First some background for any who are not familiar with biblical scholarship. Through the years, there were many, many manuscripts of the scriptures. They don't always agree. When trying to come up with accurate texts, biblical scholars make judgements regarding the weight of the various manuscripts. One important variable is the age of the manuscript and, in general, older = better. Prior to the discovery of the Dead Sea Scrolls, the manuscripts that we had for the Hebrew scriptures tended not to be all that old with the oldest manuscripts being of the Septuagint, a Greek translation of the Hebrew Bible rather than Hebrew texts. (Translation, of course, represents another bucket load of issues...) So, the Dead Sea Scrolls are extremely important in learning what the Hebrew scriptures originally said.

In 1 Samuel 17, we have a story that children from the Jewish and Christian traditions all know, the story of David and Goliath. The Bibles on my shelf all say that Goliath is about 9.5 feet tall. That is reflective of the manuscripts that are extant... except for the Dead Sea scroll of this text. In it, Goliath is about 6.5 feet tall. Still, tall for his time but not the unbelievable height of current stories. So, what happened? Remember that the Dead Sea scroll is much older than other manuscripts of this passage. It looks as if somewhere along the line, after the Dead Sea scrolls were produced, someone made a mistake in copying the story, making Goliath 3 feet taller. The mistake stuck. Likely, the original story had Goliath at 6.5 feet. That very well may change some sermons on that passage.
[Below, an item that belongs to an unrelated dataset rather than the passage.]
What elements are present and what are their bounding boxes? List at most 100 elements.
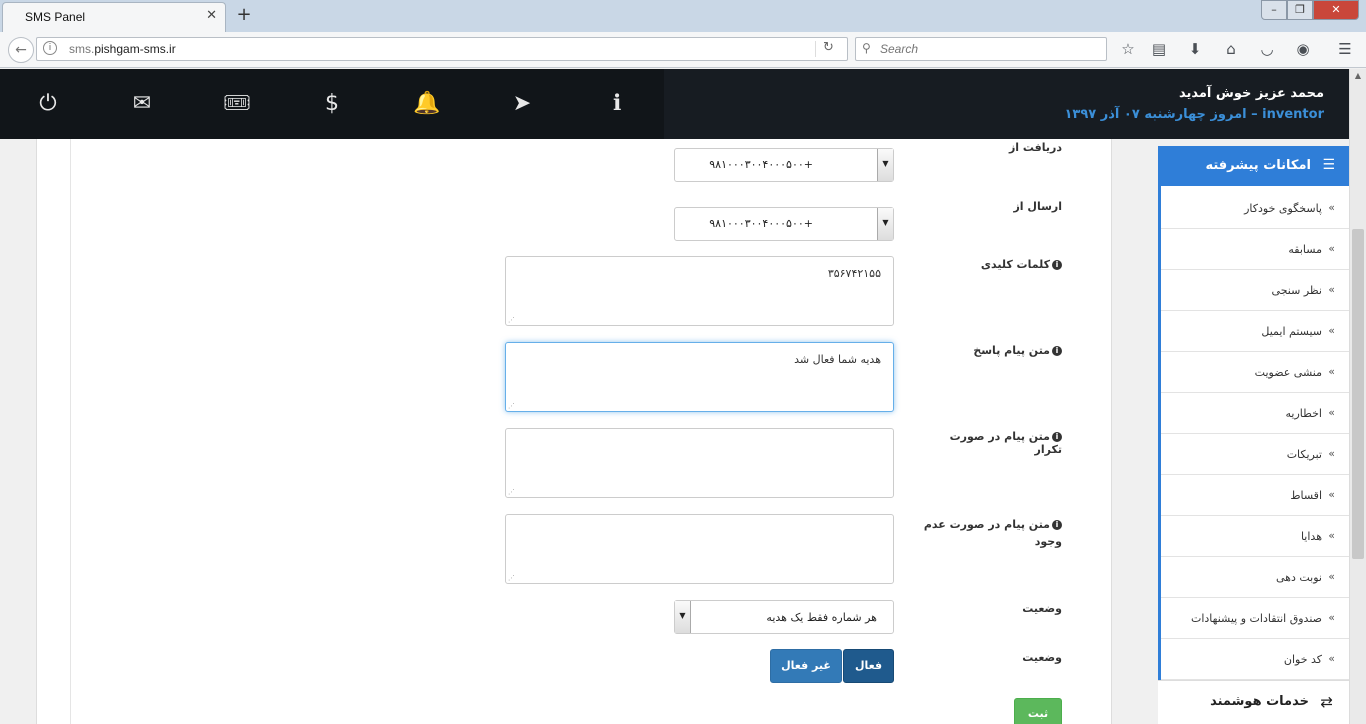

The second example would have completely changed a sermon from just a few weeks ago. On the 16th, I preached on Matthew 11:2-11, a wonderful story where John the Baptist sends his disciples to inquire of Jesus, "Are you the one we're waiting for or should we look for someone else?"
Jesus replies, "Go back and tell John what's going on:
The blind see,
The lame walk,
Lepers are cleansed,
The deaf hear,
The dead are raised,
The wretched of the earth learn that God is on their side. (MsgB)

My sermon said something along the lines that Jesus was both calling into question the common understanding of the Messiah (a king who would overthrow the powers of the world in a violent war) and was telling John's disciples to just report back what they had seen.
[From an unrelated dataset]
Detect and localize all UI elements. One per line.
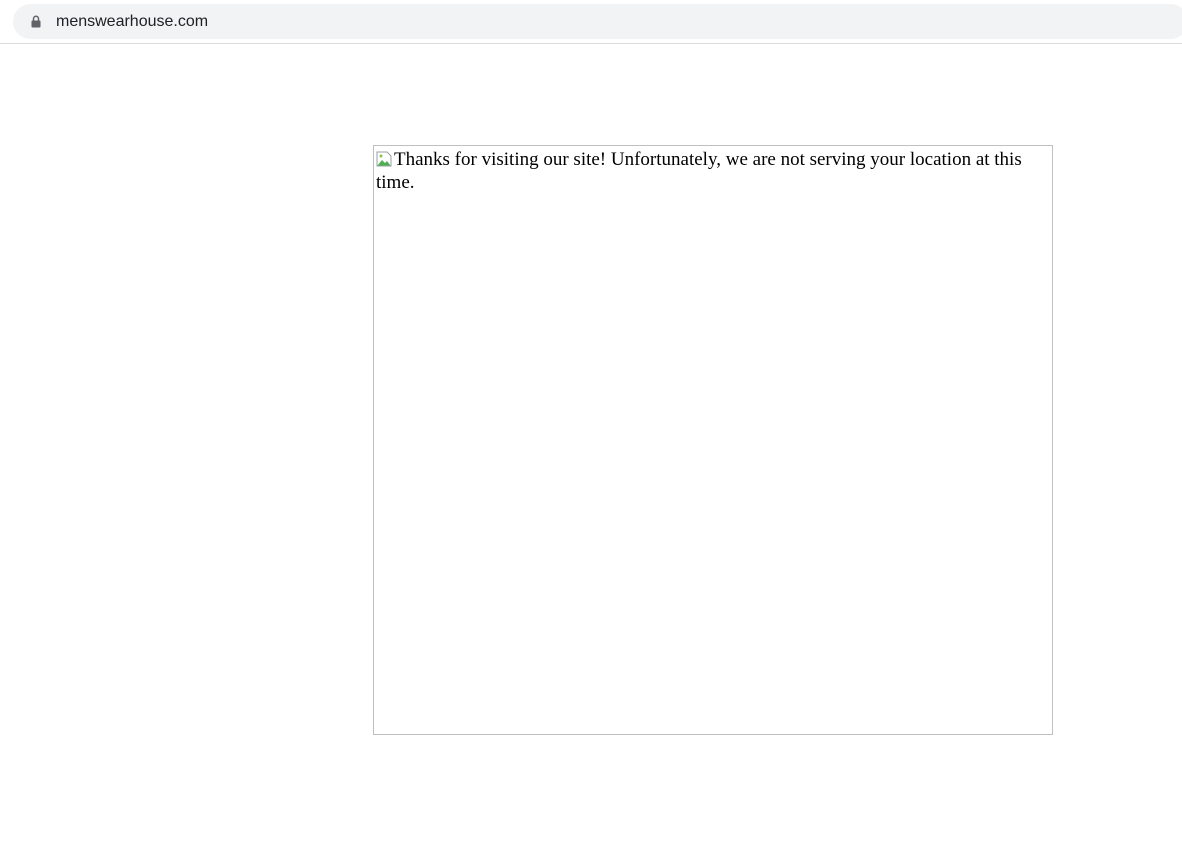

At the exhibit, I learned about the Book of Enoch. It was a book that was very popular at the time of Jesus but no copy existed until one was found among the Dead Sea Scrolls. In the book, there are many passages that point to the Messiah. In one, those exact words were used to describe the Messiah's work. Jesus was not merely telling them to look around. His answer was a clear, "Yes! I am the one!" for anyone familiar with the Book of Enoch. No doubt, John's disciples would have known it.

The exhibit also made me think about community and about the nature of fanaticism. More on both later.

If you are anywhere near San Diego and have a chance to see the exhibit, do so. It is extremely well done and more than worth the cost of admission. You do have to make reservations though and it feels as if the earlier in the day, the better. It runs through January 6, 2008.